Scientists have long been seeking to understand aging. Researchers studying pieces of DNA that float freely in the bloodstream called cell-free DNA (cfDNA) have identified differences in cfDNA that are linked to age and health. This work indicates that it may one day be possible to assess the biological age of a person, which may or may not be the same as their chronological age, by looking at cfDNA epigenetic biomarkers. This research has been reported in Aging Cell.
First found in the blood of cancer patients, cfDNA is made when cells die, and their DNA gets cut into pieces, explained Nicola Neretti, an assistant professor of molecular biology, cell biology and biochemistry at Brown University, who led this work.
In this work, researchers took blood samples from volunteers in their twenties and seventies and both healthy and unhealthy people over 100. The team extracted cfDNA from the blood and looked at its structural features. Specifically, they wanted to know more about the nucleosomes, a packaging unit of DNA. When a dying cell’s DNA is cut into cfDNA, the cuts happen in between nucleosomes. Nucelosomes are described in the video.
Research leader Nicola Neretti, an assistant professor of molecular biology, cell biology and biochemistry at Brown University, and colleagues found that in young volunteers, their nucleosomes were well-spaced. In the group in their seventies, the spacing became more irregular, which got even worse in the unhealthy centenarians, noted Neretti. In healthy centenarians, however, the nucleosome spacing was more similar to people in their twenties than those in their seventies.

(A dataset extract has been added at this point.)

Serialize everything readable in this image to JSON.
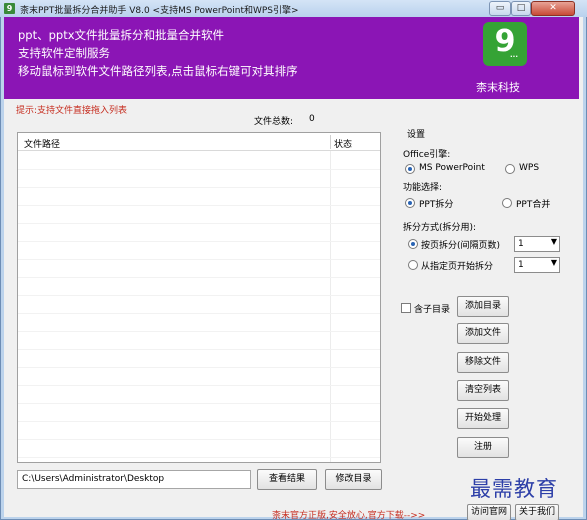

Epigenetics describes the variety of heritable and changeable alterations made to the genome. Nucleosome packaging is one part of the epigenome.

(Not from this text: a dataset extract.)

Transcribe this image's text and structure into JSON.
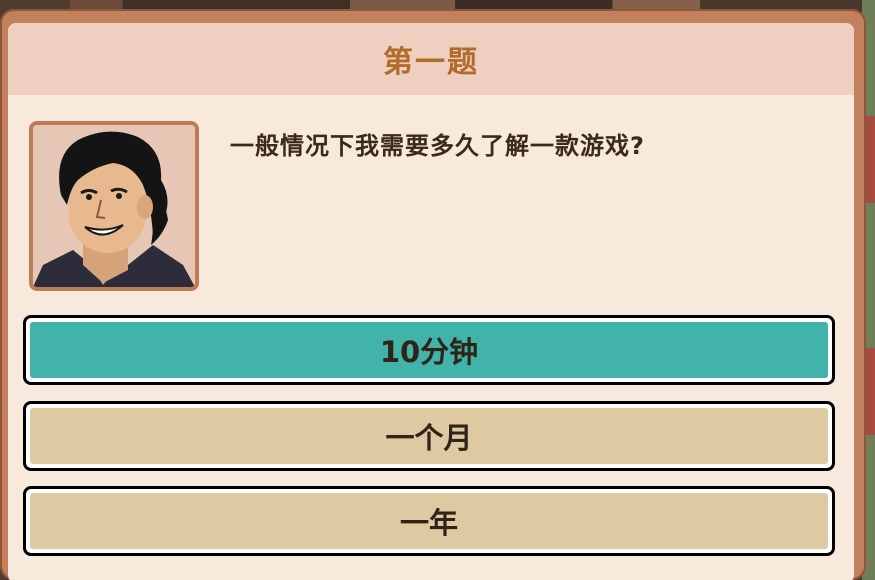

"Among other traits, healthy centenarians preserve the epigenomic profile of younger individuals," Neretti said. "As with anything in aging, many things work together, and it is not clear what the cause or the effect is. With our cfDNA test, we hope to gain [an] understanding of these epigenetic changes and what they mean."
With scientists led by Ana Maria Caetano Faria from the Universidade Federal de Minas Gerais in Brazil, the team developed processes for extracting and sequencing cfDNA. Their analysis reconstructed the spacing of nucleosomes in various genomic regions.
"cfDNA is somewhat like a message in a bottle that captures what the cell looked like, epigenetically speaking, before it died," Neretti said. "A lot of cellular machinery is involved in maintaining nucleosome spacing, and these components can go downhill as you age. The nucleosomes don't move apart or become more dense themselves. The nucleosome spacing is just the readout of the changes of that machinery."
When nucleosome packaging gets disrupted, he noted, the accessibility to different parts of the genome changes. That can have negative ripple effects, one of which is an unleashing of transposons, which are normally clamped down. Transposons are then free to jump around and insert themselves into other parts of the genome. In unhealthy centenarians and people in their seventies, this seems more likely.
A larger samples size will be needed to confirm these results, but it shows that cfDNA might have a lot to tell us about biological aging.
"Ideally, you would like to track a population of individuals over twenty or thirty years to see how each individual's epigenome changes, and the rate of change, as they age," said study collaborator Claudio Franceschi, from the University of Bologna.
Knowing how the epigenome changes during the aging process might help us create therapeutics for age-associated disorders or might tell us whether our bodies are aging at an unusual rate, Neretti added.